An diesem heißen (35 Grad), sonnigen Sonntag haben wir nur den halben Tag außerhalb des Ferienhauses verbracht. Zunächst ging es noch ein wenig weiter den Hügel hinauf nach Montecatini Alto. Dieses kleine Bergdorf wurde vor Montecatini Terme gegründet und ist auch Endpunkt einer Standseilbahn von Terme nach Alto, die ähnlich funktioniert, wie die in Wiesbaden hinauf zum Neroberg.
Hier ein paar Fotos von Alto:

Hier gab es ziemlich lecker Eis, unter anderem die ziemlich geniale Sorte (Stangen-)Sellerie-Ingwer. Klingt schräg, war aber überraschend gut.
In einer anderen Eisdiele waren wir auch noch. Dort gab es

ertrunkenes Eis

und Zentrifuge von Obst und Gemüse. Klingt lecker, haben wir aber nicht probiert. 🙂

Wir hatten überlegt, mit der Standseilbahn einmal runter und wieder hoch zu fahren, uns aber dann doch dagegen entschieden. Stattdessen sind wir mit dem Auto runter nach Montecatini Terme gefahren und haben uns dort die Tettuccio-Therme angeschaut.
Nur reingehen und anschauen kostet zwar Eintritt, aber der lohnt sich allemal. Hier nur ein paar Eindrücke:

Das hier sind die Trinkbrunnen mit den verschiedenen Heilwässern. Am Eingang wird extra darauf hingewiesen, dass dafür eine ärztliche Bescheinigung vorgelegt werden muss.

und Marie Curie war auch da. 🙂

Besonders dekorativ war dieser Eisstand im Café

Selten eine so gewissenhafte Reinigungskraft gesehen, die sich durch nichts und niemanden aus der Ruhe bringen ließ.

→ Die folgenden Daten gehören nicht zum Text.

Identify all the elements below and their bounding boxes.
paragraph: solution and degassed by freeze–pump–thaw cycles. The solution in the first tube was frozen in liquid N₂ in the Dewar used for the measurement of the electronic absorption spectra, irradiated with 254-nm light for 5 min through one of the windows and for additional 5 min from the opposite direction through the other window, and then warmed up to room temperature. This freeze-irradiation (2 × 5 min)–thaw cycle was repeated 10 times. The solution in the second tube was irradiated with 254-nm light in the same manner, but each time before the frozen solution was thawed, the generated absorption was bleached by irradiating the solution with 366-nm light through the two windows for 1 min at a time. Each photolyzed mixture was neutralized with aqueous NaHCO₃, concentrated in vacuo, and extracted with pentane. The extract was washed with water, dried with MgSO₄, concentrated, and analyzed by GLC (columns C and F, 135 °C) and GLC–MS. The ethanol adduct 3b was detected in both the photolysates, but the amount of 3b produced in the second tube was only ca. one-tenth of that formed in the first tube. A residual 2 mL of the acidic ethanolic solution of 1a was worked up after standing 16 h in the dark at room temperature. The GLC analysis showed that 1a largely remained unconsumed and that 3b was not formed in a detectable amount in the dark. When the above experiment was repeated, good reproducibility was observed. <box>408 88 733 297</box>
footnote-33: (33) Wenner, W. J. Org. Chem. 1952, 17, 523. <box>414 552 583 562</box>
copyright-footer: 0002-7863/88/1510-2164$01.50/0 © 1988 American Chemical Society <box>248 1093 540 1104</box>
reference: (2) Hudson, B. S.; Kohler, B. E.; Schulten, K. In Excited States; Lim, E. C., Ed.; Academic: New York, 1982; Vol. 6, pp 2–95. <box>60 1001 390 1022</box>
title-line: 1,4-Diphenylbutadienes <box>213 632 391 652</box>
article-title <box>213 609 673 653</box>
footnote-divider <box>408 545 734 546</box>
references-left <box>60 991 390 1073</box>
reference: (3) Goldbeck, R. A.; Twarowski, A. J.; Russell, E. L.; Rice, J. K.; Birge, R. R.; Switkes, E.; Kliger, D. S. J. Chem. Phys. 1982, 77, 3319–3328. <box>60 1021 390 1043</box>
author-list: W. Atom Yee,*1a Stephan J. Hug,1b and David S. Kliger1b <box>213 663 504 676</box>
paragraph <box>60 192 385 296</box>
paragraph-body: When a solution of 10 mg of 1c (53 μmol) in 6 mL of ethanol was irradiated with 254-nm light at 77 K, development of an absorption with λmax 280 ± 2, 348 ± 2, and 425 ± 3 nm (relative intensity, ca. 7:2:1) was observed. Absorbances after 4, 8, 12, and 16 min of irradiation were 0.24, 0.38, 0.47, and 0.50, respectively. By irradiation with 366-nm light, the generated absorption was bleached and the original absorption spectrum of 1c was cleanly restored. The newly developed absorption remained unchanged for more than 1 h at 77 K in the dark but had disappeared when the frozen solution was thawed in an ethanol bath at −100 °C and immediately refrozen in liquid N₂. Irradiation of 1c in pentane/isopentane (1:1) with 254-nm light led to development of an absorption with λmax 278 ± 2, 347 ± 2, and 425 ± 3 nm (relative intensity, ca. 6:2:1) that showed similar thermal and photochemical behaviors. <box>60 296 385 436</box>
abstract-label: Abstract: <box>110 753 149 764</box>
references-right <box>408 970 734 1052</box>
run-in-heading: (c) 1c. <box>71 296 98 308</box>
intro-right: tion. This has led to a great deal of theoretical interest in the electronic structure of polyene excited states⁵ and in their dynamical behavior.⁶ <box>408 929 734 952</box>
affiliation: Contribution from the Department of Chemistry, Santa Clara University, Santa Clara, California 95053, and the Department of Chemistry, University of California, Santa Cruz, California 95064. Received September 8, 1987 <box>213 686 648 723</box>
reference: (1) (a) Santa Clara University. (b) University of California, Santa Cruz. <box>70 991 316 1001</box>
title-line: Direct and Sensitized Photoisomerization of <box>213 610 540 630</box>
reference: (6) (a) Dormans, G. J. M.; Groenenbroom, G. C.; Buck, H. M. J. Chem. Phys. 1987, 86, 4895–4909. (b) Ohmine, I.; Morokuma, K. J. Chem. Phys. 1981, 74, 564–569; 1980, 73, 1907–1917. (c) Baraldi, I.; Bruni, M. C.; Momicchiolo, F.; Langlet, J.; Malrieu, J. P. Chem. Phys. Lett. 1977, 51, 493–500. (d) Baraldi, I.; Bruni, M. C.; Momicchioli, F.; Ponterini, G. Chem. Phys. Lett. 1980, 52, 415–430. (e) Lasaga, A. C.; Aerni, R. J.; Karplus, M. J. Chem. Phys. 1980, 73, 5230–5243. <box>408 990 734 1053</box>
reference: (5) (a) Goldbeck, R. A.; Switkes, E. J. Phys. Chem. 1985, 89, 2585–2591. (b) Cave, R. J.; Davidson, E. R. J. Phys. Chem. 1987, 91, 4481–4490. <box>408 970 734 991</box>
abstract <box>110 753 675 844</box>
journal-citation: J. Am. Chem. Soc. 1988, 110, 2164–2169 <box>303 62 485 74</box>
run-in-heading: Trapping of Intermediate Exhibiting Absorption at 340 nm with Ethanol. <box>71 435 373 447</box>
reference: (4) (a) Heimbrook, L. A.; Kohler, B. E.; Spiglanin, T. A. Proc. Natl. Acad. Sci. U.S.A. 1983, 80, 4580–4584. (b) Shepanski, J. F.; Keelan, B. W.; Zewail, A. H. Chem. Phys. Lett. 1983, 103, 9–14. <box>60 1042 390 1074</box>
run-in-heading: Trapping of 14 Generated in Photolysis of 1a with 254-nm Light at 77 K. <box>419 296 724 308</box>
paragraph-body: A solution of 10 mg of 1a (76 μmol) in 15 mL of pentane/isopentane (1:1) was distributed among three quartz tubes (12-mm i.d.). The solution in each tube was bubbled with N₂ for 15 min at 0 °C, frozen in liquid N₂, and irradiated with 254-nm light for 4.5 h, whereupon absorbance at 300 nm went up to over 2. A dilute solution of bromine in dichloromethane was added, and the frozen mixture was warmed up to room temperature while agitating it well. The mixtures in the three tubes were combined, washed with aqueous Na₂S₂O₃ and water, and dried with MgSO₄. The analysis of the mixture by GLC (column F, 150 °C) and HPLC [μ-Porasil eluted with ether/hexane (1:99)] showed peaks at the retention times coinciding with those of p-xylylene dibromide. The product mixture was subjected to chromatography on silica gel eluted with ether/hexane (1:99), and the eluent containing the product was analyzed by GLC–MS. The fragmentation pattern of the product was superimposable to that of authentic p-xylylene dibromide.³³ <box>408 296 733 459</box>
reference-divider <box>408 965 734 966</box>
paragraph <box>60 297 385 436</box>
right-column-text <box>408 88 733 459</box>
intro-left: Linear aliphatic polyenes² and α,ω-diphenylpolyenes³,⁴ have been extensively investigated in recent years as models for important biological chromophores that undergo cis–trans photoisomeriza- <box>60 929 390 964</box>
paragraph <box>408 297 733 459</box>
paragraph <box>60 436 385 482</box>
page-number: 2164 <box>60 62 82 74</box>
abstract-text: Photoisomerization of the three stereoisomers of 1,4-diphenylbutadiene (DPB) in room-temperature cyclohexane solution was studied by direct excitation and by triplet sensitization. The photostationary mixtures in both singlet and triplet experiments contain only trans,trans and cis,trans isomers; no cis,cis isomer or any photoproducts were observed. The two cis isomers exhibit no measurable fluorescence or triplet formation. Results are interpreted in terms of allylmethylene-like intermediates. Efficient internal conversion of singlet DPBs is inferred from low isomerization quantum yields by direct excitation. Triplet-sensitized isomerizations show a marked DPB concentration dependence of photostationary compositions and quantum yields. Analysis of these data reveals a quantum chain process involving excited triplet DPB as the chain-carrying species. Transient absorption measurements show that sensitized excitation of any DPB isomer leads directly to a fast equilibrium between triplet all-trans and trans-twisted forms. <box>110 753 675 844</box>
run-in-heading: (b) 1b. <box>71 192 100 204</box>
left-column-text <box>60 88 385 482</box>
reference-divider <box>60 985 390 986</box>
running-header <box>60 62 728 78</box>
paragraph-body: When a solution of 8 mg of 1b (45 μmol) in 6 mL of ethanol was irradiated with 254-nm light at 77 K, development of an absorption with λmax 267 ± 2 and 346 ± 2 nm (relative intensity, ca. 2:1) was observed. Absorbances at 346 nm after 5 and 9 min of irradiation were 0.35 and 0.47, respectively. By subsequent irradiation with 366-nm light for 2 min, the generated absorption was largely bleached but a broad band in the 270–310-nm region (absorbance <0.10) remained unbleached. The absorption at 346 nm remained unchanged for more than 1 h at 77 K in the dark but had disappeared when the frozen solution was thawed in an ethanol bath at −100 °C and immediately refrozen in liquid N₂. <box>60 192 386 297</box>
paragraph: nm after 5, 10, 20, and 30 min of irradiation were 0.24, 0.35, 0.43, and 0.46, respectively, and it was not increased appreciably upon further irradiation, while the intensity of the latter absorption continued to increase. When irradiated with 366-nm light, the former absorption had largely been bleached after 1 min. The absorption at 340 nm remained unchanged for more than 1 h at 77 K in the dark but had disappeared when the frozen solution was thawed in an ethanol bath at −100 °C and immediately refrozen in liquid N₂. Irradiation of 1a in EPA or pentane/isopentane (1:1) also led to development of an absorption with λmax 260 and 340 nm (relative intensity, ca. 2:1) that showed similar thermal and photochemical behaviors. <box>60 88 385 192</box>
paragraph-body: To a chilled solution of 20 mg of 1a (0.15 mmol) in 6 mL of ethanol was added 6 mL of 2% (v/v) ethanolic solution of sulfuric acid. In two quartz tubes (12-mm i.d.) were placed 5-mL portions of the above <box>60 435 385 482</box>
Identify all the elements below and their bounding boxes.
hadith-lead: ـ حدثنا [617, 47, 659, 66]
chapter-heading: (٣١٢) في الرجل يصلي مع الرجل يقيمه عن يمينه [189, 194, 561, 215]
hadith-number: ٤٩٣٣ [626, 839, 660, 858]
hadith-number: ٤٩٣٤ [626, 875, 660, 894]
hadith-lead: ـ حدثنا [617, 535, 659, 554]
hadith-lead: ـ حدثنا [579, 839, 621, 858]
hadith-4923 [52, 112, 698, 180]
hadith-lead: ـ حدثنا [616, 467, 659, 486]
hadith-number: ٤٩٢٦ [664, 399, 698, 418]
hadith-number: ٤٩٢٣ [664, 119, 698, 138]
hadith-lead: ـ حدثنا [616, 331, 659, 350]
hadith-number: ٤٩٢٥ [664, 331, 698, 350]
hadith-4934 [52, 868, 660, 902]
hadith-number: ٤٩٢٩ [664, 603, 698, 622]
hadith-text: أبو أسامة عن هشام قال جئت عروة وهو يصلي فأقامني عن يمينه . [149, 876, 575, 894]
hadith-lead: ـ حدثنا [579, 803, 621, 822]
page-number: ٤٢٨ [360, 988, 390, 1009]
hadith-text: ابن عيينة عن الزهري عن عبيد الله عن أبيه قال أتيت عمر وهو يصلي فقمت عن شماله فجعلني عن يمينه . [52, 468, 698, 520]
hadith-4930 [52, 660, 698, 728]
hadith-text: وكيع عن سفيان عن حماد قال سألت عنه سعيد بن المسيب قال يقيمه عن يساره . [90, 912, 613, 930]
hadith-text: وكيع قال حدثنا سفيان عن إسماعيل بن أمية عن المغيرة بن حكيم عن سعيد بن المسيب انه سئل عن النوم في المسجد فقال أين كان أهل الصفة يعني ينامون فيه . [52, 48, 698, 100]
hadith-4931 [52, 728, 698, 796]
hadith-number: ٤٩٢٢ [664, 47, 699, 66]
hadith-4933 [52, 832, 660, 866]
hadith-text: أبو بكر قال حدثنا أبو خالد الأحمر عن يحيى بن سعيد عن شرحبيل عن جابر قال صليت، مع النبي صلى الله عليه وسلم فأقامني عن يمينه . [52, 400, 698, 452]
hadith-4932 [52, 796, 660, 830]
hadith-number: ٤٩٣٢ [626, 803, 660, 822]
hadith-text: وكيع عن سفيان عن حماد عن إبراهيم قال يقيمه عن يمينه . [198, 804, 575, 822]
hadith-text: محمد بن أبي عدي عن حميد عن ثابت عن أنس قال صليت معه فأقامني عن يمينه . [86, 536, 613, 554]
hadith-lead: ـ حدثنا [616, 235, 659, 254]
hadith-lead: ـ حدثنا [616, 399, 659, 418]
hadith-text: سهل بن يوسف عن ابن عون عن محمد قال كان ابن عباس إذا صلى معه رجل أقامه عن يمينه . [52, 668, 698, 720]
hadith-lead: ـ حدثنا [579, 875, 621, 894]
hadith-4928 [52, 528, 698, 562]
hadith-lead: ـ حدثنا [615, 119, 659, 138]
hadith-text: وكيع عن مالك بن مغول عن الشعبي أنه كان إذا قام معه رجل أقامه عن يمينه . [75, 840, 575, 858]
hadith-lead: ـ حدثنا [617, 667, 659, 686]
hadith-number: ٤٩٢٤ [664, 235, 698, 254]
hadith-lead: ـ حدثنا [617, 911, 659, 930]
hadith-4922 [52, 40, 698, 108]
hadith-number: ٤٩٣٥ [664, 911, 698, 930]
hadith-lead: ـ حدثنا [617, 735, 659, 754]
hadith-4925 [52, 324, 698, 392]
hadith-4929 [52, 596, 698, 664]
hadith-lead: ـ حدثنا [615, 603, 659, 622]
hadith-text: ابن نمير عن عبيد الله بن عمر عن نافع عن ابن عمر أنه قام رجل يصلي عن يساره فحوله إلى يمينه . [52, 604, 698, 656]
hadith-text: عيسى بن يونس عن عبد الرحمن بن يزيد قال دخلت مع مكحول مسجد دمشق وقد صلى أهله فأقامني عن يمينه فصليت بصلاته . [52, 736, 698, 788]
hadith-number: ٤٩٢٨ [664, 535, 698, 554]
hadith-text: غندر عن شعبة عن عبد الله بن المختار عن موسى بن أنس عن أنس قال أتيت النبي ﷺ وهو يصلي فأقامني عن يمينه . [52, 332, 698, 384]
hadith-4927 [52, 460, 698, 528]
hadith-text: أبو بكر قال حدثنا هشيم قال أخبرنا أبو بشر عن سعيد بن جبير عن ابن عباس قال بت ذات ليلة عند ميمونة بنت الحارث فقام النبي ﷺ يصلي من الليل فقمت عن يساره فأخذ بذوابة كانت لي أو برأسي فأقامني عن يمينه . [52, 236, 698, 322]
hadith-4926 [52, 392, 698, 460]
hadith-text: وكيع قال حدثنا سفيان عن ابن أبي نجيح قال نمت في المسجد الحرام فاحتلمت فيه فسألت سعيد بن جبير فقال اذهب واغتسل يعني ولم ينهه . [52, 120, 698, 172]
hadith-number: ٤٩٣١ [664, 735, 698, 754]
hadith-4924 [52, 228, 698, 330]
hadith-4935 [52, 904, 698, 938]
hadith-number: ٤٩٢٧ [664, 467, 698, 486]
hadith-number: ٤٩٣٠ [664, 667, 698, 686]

Wir sind danach noch ein wenig in der Stadt herumgefahren (Klimaanlage im Auto, yeah!) und haben unter anderem diesen jungen Mann getroffen:

Ja, mit Herrn Giacomo Puccini muss auch mal diskutiert werden

Auf dem Bürgertsteig vor dem Rathaus fand sich eine lange Reihe von in den Boden eingelassenen Plaketten, auf denen sich die Namen vieler Staatsoberhäupter und anderer Berühmtheiten fanden.

Jetzt war uns endgültig zu warm und schwül wurde es auch allmählich. Zurück im Ferienhaus erlebten wir dann einen ordentlichen Regenschauer.

Jetzt ist die Luft wenigstens etwas besser.
Morgen geht es nach Lucca. Da hoffen wir mal, dass es nicht mehr ganz so heiß wird.